Müzik sektöründe lolita imajına sahip Kylie Minogue, Britney Spears benzeri şarkıcılar, çocuk seviciliğinin değerli sanatsal objeleridir. Bizde de Nil Karaibrahimgil, lolita imgesinin tipik bir yansıtıcısı olup, sesini oyuncaksı kullanışı, şarkı sözleri, mimikleri ve jestleriyle, imaj yaratıcıları için eşi zor bulunur bir üründür. Onun albümlerini dinleyenler, konserlerine gidenler, nasıl bir müzik zevki için, kayda değer hangi sözler için, yoksa kulak vermeye değer nadide bir sesi olduğu için mi bu şarkıcıyı beğenirler?
Hollywood’da bu konunun geçmişine baktığımızda, Marilyn Monroe’yu ilk pedofilik imge sayabiliriz.

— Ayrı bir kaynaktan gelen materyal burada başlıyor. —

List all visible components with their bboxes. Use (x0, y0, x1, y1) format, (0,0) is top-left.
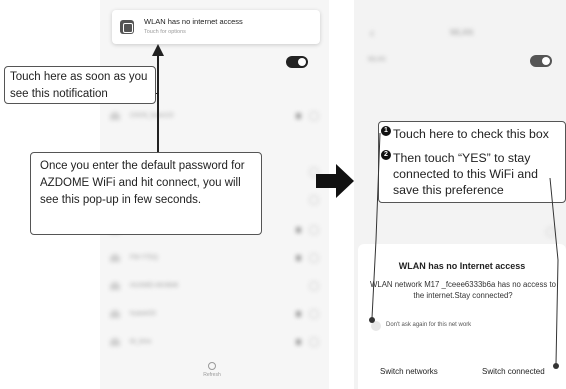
step-1-pointer-line (371, 132, 381, 319)
step-pointers (369, 132, 559, 369)
step-2-pointer-line (549, 177, 559, 365)
step-1-pointer-dot (369, 317, 375, 323)
step-2-pointer-dot (553, 363, 559, 369)
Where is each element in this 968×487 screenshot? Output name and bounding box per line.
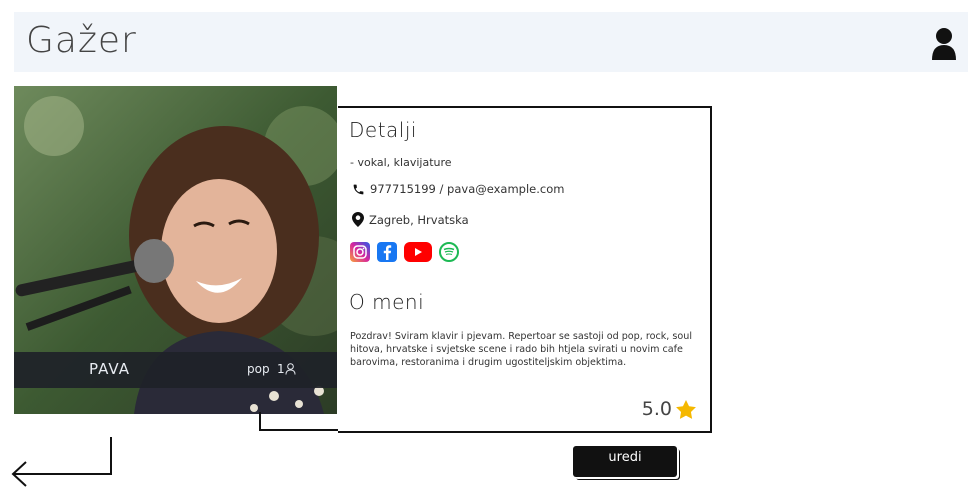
location-row: Zagreb, Hrvatska — [352, 212, 469, 227]
facebook-icon[interactable] — [377, 242, 397, 262]
phone-icon — [353, 184, 364, 194]
about-title: O meni — [349, 290, 425, 314]
artist-genre: pop — [247, 362, 270, 376]
artist-name: PAVA — [89, 360, 130, 378]
details-frame-bottom — [259, 429, 339, 431]
person-icon — [285, 363, 296, 375]
details-title: Detalji — [349, 118, 417, 142]
header-bar: Gažer — [14, 12, 968, 72]
star-icon — [676, 399, 696, 419]
edit-button[interactable]: uredi — [573, 446, 677, 477]
youtube-icon[interactable] — [404, 242, 432, 262]
social-links — [350, 242, 459, 262]
contact-row: 977715199 / pava@example.com — [352, 182, 564, 196]
contact-text[interactable]: 977715199 / pava@example.com — [370, 182, 564, 196]
app-title[interactable]: Gažer — [26, 16, 137, 66]
instagram-icon[interactable] — [350, 242, 370, 262]
rating: 5.0 — [642, 398, 696, 420]
rating-value: 5.0 — [641, 398, 672, 420]
details-card: Detalji - vokal, klavijature 977715199 /… — [338, 106, 712, 433]
about-text: Pozdrav! Sviram klavir i pjevam. Reperto… — [350, 331, 693, 368]
role-text: - vokal, klavijature — [350, 156, 452, 169]
location-pin-icon — [352, 212, 364, 227]
spotify-icon[interactable] — [439, 242, 459, 262]
user-icon[interactable] — [930, 26, 958, 60]
artist-name-bar: PAVA pop 1 — [14, 352, 337, 388]
back-arrow-icon[interactable] — [8, 434, 118, 487]
member-count: 1 — [277, 362, 285, 376]
location-text: Zagreb, Hrvatska — [369, 212, 469, 227]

Sinemanın en önemli seks imgelerinden birisinin çocuksu kadın formatında tasarlanması fazlasıyla dikkat çekici bir durumdur bana göre. Avrupa sinemasında ise neden benzeri imgeleri görememekteyiz? Gerçek sarışın Catherine Deneuve bile böyle bir imaja sahip kılınmamıştı. Bugün Cameron Diaz gibi oyuncudan başka her şeye benzeyenler, kimi sinema yazarlarımız tarafından sanat dergilerinde “çapkın melek” olarak taltif ediliyorlar, ne demekse?
Günümüzde “seksapel” sahibi olmak, dişi olmak, çocuksu kadın olma anlamına indirildi. Radyo ve TV’lerin program sunucuları 8 yaşındaki bir kız çocuğunun vurgu ve tonlamalarıyla konuşuyorlar.

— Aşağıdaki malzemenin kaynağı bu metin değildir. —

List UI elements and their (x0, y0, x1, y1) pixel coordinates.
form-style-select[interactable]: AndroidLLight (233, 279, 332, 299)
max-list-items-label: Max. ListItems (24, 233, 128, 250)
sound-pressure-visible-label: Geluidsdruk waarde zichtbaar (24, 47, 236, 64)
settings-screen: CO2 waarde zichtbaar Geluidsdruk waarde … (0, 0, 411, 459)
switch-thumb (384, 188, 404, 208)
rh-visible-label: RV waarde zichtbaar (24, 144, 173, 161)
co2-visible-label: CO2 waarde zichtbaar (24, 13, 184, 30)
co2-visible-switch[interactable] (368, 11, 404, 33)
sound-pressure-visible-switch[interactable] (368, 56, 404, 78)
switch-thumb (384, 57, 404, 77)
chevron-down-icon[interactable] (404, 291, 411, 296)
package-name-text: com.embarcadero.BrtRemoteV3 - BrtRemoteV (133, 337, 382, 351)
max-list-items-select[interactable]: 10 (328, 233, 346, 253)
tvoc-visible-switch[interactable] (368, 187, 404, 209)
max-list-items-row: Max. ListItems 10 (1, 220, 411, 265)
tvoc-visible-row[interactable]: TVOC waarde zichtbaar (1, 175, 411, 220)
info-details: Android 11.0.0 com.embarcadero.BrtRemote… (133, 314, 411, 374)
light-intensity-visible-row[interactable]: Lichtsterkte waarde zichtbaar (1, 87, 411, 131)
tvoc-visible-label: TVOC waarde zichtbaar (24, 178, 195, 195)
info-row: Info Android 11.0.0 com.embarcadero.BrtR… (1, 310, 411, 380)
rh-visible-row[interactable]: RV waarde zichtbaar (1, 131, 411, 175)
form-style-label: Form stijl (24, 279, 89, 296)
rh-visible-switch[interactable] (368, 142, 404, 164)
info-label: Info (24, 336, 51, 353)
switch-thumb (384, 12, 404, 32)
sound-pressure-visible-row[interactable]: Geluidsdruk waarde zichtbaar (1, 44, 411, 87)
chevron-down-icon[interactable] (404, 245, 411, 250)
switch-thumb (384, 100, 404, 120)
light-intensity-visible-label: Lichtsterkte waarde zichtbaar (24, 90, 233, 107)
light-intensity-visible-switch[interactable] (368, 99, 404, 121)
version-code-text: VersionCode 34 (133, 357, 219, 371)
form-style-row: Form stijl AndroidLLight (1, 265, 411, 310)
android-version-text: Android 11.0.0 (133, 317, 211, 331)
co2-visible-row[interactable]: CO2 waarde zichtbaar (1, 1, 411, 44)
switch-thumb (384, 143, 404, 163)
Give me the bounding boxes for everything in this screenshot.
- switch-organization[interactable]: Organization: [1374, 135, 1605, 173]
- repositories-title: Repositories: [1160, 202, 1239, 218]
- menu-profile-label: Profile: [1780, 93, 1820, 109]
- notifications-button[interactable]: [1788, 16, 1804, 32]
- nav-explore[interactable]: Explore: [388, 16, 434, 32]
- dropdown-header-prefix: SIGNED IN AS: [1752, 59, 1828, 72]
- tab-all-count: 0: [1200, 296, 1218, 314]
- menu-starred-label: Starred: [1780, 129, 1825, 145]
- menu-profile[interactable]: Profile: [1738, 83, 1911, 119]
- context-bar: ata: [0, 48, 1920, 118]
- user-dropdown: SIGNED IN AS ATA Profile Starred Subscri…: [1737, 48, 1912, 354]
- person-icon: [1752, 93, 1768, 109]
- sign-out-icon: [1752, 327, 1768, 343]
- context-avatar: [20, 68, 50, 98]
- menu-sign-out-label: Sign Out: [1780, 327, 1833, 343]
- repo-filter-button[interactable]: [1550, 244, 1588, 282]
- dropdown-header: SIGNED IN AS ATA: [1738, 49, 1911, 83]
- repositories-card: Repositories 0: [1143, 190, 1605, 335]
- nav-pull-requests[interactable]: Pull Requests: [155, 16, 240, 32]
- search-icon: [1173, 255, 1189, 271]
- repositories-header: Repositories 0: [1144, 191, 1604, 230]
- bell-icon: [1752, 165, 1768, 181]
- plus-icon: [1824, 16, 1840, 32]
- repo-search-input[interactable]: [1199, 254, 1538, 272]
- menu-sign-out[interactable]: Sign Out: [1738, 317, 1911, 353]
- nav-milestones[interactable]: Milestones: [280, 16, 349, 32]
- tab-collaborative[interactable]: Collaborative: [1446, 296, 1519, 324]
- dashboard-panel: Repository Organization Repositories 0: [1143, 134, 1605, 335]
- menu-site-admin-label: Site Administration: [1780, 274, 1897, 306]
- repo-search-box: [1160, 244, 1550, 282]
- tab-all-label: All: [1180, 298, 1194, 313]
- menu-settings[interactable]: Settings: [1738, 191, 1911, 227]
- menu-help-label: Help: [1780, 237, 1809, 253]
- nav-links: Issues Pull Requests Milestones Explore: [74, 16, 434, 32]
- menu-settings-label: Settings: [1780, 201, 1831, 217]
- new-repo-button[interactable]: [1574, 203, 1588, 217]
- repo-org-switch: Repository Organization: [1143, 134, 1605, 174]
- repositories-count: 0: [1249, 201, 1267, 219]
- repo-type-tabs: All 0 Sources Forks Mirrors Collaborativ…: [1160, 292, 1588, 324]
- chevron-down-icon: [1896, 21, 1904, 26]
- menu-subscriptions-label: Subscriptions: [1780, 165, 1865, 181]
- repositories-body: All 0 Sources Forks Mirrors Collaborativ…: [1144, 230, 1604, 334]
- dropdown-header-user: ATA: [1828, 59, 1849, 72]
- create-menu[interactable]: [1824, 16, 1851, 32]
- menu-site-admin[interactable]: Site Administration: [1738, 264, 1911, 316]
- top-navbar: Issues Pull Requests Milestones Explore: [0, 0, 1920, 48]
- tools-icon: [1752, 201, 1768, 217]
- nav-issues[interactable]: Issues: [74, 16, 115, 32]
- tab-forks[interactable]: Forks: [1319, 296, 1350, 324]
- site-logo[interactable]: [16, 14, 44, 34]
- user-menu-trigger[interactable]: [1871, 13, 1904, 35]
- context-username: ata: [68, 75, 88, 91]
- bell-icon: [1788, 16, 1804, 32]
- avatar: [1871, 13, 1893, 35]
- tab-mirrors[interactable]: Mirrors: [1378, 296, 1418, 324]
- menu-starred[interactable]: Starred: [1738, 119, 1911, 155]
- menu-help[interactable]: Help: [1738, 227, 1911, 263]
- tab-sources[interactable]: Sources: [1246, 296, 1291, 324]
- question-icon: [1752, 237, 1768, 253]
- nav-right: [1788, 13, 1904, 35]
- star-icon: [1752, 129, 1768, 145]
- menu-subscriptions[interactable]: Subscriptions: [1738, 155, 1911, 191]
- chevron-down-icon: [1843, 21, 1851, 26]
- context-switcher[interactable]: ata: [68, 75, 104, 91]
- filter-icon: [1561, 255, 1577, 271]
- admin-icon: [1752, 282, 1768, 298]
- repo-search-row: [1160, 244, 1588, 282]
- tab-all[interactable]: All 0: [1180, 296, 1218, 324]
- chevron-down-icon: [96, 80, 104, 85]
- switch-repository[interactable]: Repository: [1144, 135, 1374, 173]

Henüz bulûğ çağındaki kızlar için güzellik yarışmaları düzenlenmesi ve seçilenlerin manken, fotomodel yapılması, kimlerin arzusuna hizmet ediyor? Moda ve kozmetik dünyasının yeni dekolte çizgileri, olgun kadına göre değil de, yeni yetmelere göre dizayn ediliyor ve yetişkin kadınlar da ergenlik dönemi kızları gibi bu modaya uymakta beis görmüyorlar. Yetişkin bir kadının göbeğini açmasının manası “ben de lolitayım” demek olmuyor mu? Oysa, pedofilik arzuları bu denli tetikleyen zengin uyarıcılar ortamında, çocuksu kadına zaafı olan nohut beyinli adamlar yetişkinlere mi yöneliyor, yoksa 15 yaşındaki kızlara mı? Çocuğuyla aynı kıyafeti kendine yakıştıran bir kadın, hangi akla hizmet ediyor, ne yaptığının farkında mı?

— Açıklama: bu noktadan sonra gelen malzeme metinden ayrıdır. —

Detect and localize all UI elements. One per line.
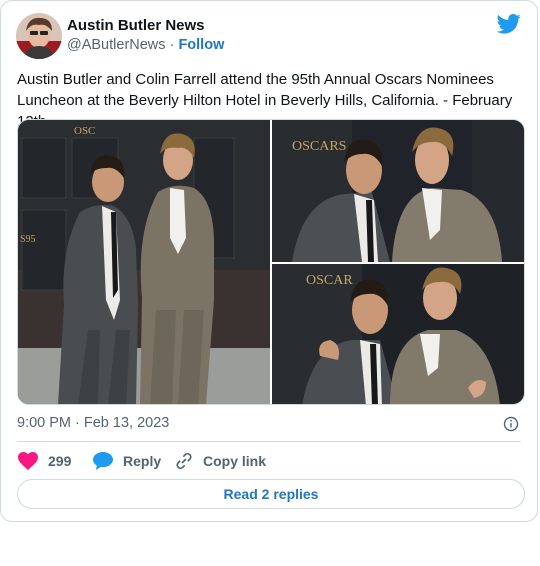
divider <box>17 441 521 442</box>
tweet-card: Austin Butler News @AButlerNews · Follow… <box>0 0 538 522</box>
twitter-bird-icon[interactable] <box>497 14 521 34</box>
photo-1[interactable]: OSC S95 <box>18 120 270 404</box>
photo-2-backdrop-text: OSCARS <box>292 139 346 154</box>
photo-3[interactable]: OSCAR <box>272 264 524 404</box>
handle-separator: · <box>169 37 175 53</box>
reply-button[interactable]: Reply <box>93 450 161 472</box>
like-button[interactable]: 299 <box>18 450 71 472</box>
copy-link-label: Copy link <box>203 453 267 469</box>
author-name[interactable]: Austin Butler News <box>67 17 205 34</box>
author-handle[interactable]: @AButlerNews <box>67 37 166 53</box>
heart-icon <box>18 452 38 470</box>
follow-button[interactable]: Follow <box>178 37 224 53</box>
photo-2[interactable]: OSCARS <box>272 120 524 262</box>
reply-label: Reply <box>123 453 162 469</box>
author-handle-line: @AButlerNews · Follow <box>67 37 224 53</box>
photo-1-backdrop-text: OSC <box>74 125 95 137</box>
info-icon[interactable] <box>503 416 519 432</box>
tweet-timestamp[interactable]: 9:00 PM · Feb 13, 2023 <box>17 415 169 431</box>
like-count: 299 <box>48 453 72 469</box>
photo-1-backdrop-text-2: S95 <box>20 234 36 245</box>
photo-3-backdrop-text: OSCAR <box>306 273 353 288</box>
reply-bubble-icon <box>93 452 113 470</box>
link-icon <box>176 452 192 470</box>
copy-link-button[interactable]: Copy link <box>175 450 266 472</box>
tweet-media-grid: OSC S95 OSCARS OSCAR <box>17 119 525 405</box>
avatar[interactable] <box>16 13 62 59</box>
read-replies-button[interactable]: Read 2 replies <box>17 479 525 509</box>
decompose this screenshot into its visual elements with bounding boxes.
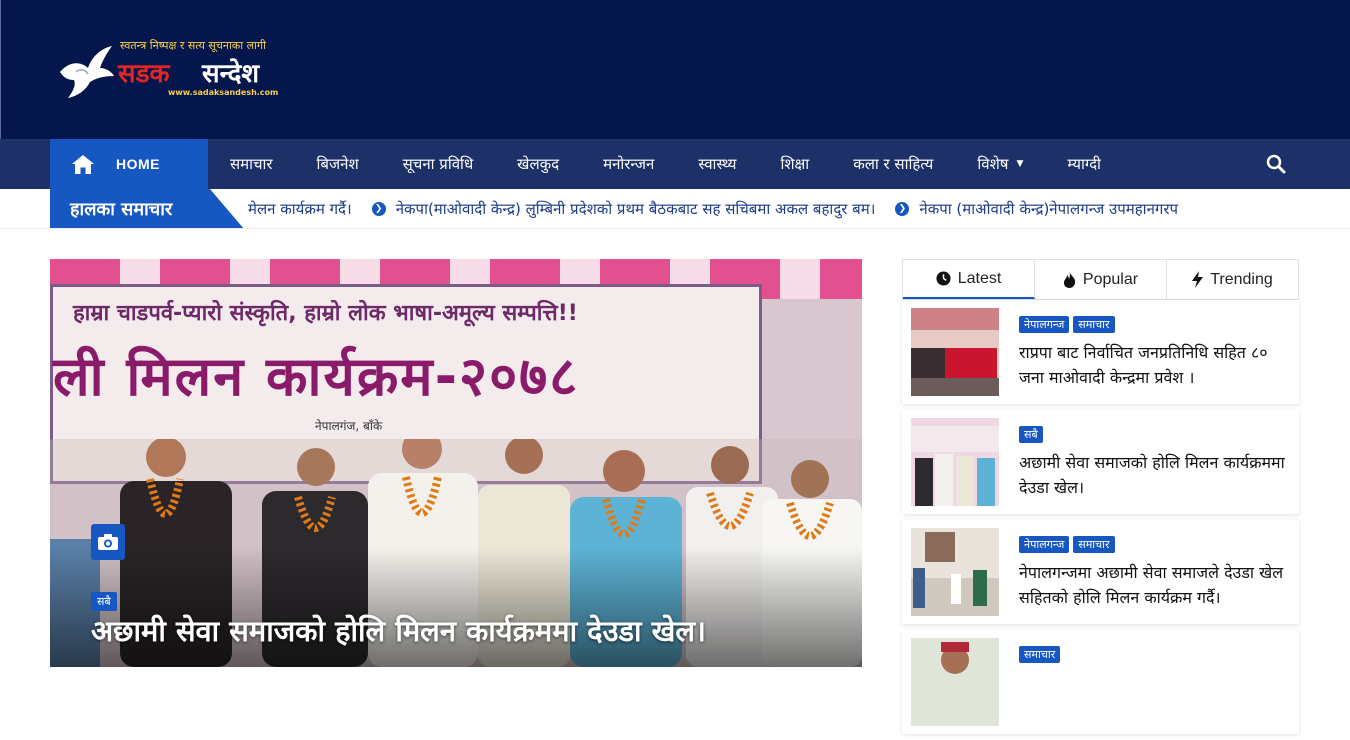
ticker-item[interactable]: ❯ नेकपा (माओवादी केन्द्र)नेपालगन्ज उपमहा… (895, 199, 1178, 219)
banner-line-3: नेपालगंज, बाँके (315, 419, 383, 433)
nav-item-health[interactable]: स्वास्थ्य (676, 139, 758, 189)
nav-item-special[interactable]: विशेष ▼ (955, 139, 1045, 189)
sidebar-tabs: Latest Popular Trending (902, 259, 1299, 300)
ticker-item-text: नेकपा(माओवादी केन्द्र) लुम्बिनी प्रदेशको… (395, 200, 876, 218)
news-thumbnail (911, 418, 999, 506)
search-icon[interactable] (1266, 154, 1286, 174)
ticker-track: मेलन कार्यक्रम गर्दै। ❯ नेकपा(माओवादी के… (248, 189, 1300, 228)
ticker-item[interactable]: ❯ नेकपा(माओवादी केन्द्र) लुम्बिनी प्रदेश… (371, 199, 876, 219)
tab-latest-label: Latest (957, 269, 1002, 287)
news-categories: नेपालगन्ज समाचार (1019, 536, 1115, 553)
dove-icon (60, 46, 114, 98)
banner-line-2: ली मिलन कार्यक्रम-२०७८ (53, 345, 580, 408)
nav-item-business[interactable]: बिजनेश (295, 139, 381, 189)
nav-item-samachar[interactable]: समाचार (208, 139, 295, 189)
tab-trending-label: Trending (1210, 270, 1273, 288)
news-categories: सबै (1019, 426, 1043, 443)
hero-title[interactable]: अछामी सेवा समाजको होलि मिलन कार्यक्रममा … (91, 611, 706, 650)
hero-category-badge[interactable]: सबै (91, 592, 117, 611)
tab-popular-label: Popular (1082, 270, 1139, 288)
chevron-right-icon: ❯ (895, 202, 910, 216)
logo-name-part1: सडक (118, 59, 170, 89)
category-badge[interactable]: सबै (1019, 426, 1043, 443)
list-item[interactable]: नेपालगन्ज समाचार राप्रपा बाट निर्वाचित ज… (902, 300, 1299, 404)
camera-icon (91, 524, 125, 560)
logo-url: www.sadaksandesh.com (168, 88, 279, 97)
tab-popular[interactable]: Popular (1035, 260, 1167, 299)
featured-story[interactable]: हाम्रा चाडपर्व-प्यारो संस्कृति, हाम्रो ल… (50, 259, 862, 667)
logo-tagline: स्वतन्त्र निष्पक्ष र सत्य सूचनाका लागी (120, 39, 266, 52)
list-item[interactable]: समाचार (902, 630, 1299, 734)
main-navbar: HOME समाचार बिजनेश सूचना प्रविधि खेलकुद … (0, 139, 1350, 189)
fire-icon (1063, 271, 1076, 288)
ticker-label: हालका समाचार (50, 189, 244, 228)
breaking-news-ticker: हालका समाचार मेलन कार्यक्रम गर्दै। ❯ नेक… (0, 189, 1350, 229)
news-headline[interactable]: अछामी सेवा समाजको होलि मिलन कार्यक्रममा … (1019, 450, 1287, 500)
list-item[interactable]: नेपालगन्ज समाचार नेपालगन्जमा अछामी सेवा … (902, 520, 1299, 624)
chevron-down-icon: ▼ (1016, 159, 1024, 169)
home-icon[interactable] (50, 154, 116, 174)
site-header: स्वतन्त्र निष्पक्ष र सत्य सूचनाका लागी स… (0, 0, 1350, 139)
news-thumbnail (911, 308, 999, 396)
chevron-right-icon: ❯ (371, 202, 386, 216)
news-headline[interactable]: नेपालगन्जमा अछामी सेवा समाजले देउडा खेल … (1019, 560, 1287, 610)
nav-item-sports[interactable]: खेलकुद (495, 139, 581, 189)
news-categories: समाचार (1019, 646, 1061, 663)
category-badge[interactable]: समाचार (1073, 316, 1115, 333)
clock-icon (936, 271, 951, 286)
category-badge[interactable]: समाचार (1073, 536, 1115, 553)
nav-home[interactable]: HOME (50, 139, 208, 189)
category-badge[interactable]: नेपालगन्ज (1019, 316, 1070, 333)
ticker-item-text: नेकपा (माओवादी केन्द्र)नेपालगन्ज उपमहानग… (919, 200, 1178, 218)
category-badge[interactable]: समाचार (1019, 646, 1061, 663)
nav-home-label: HOME (116, 156, 160, 172)
news-thumbnail (911, 638, 999, 726)
nav-item-art-literature[interactable]: कला र साहित्य (831, 139, 955, 189)
category-badge[interactable]: नेपालगन्ज (1019, 536, 1070, 553)
nav-item-technology[interactable]: सूचना प्रविधि (381, 139, 496, 189)
site-logo[interactable]: स्वतन्त्र निष्पक्ष र सत्य सूचनाका लागी स… (56, 38, 291, 102)
nav-item-entertainment[interactable]: मनोरन्जन (581, 139, 676, 189)
tab-trending[interactable]: Trending (1167, 260, 1298, 299)
news-headline[interactable]: राप्रपा बाट निर्वाचित जनप्रतिनिधि सहित ८… (1019, 340, 1287, 390)
banner-line-1: हाम्रा चाडपर्व-प्यारो संस्कृति, हाम्रो ल… (73, 301, 578, 326)
ticker-item-text: मेलन कार्यक्रम गर्दै। (248, 200, 352, 218)
logo-name-part2: सन्देश (202, 59, 260, 89)
tab-latest[interactable]: Latest (903, 260, 1035, 299)
nav-item-myagdi[interactable]: म्याग्दी (1045, 139, 1123, 189)
nav-item-special-label: विशेष (977, 155, 1009, 173)
news-categories: नेपालगन्ज समाचार (1019, 316, 1115, 333)
nav-item-education[interactable]: शिक्षा (758, 139, 831, 189)
latest-news-list: नेपालगन्ज समाचार राप्रपा बाट निर्वाचित ज… (902, 300, 1299, 740)
list-item[interactable]: सबै अछामी सेवा समाजको होलि मिलन कार्यक्र… (902, 410, 1299, 514)
bolt-icon (1192, 271, 1204, 288)
news-thumbnail (911, 528, 999, 616)
ticker-item[interactable]: मेलन कार्यक्रम गर्दै। (248, 199, 352, 219)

Dolayısıyla, yetişkinlerin tutumları pedofili eylemine hizmet etmekte hızla artış gösteriyor. Reklam sektörü, çocukları istismar edenlerin başında geliyor ve hiçbir etik ilke tanımıyorlar. Çocukların reklamda oynamasının bir malın tüketimini neden artırdığı ise ayrı bir araştırma konusu.
Elitlerin elit zevkleri
“Tatmadığım zevk kalmadı dünyada” diyen dünya jet sosyetesinin hedonizmine hizmette kusur etmemek için seferber edilen kurbanların/malzemenin/arzu nesnelerinin başında çocuklar geliyor. 1892’de İngiltere’de kurulan Rene Guyon Society üyeleri, liberal seksin savunucularıydı. Bu lordlar, 1972’den beri pedofilinin meşrulaştırılmasını savunuyorlar ve aralarında çocuk hekimleri, sosyal çalışmacılar, psikiyatristler, anne babalar da var, insanın 8 yaşından sonra cinsellikle tanışması çok geç oluyormuş efendim. “Her şey satılık” liberalizminin geleceği duraklardan birisi elbet burası olacaktı, niçin şaşırıyoruz?
Diğer yandan, bir grup psikolog, kriminolog ve hukukçu, kurdukları PAN (Pedofilia Alert Network) adlı bir ağla toplumu uyarmaya, bilgilendirmeye ve pedofiliyle mücadele etmeye çalışıyor. Dünyanın her yerinde pedofiliyle mücadele dernekleri kursak da, büyük sermaye sınıfının gücü karşısında nâçar kalırız sanırım.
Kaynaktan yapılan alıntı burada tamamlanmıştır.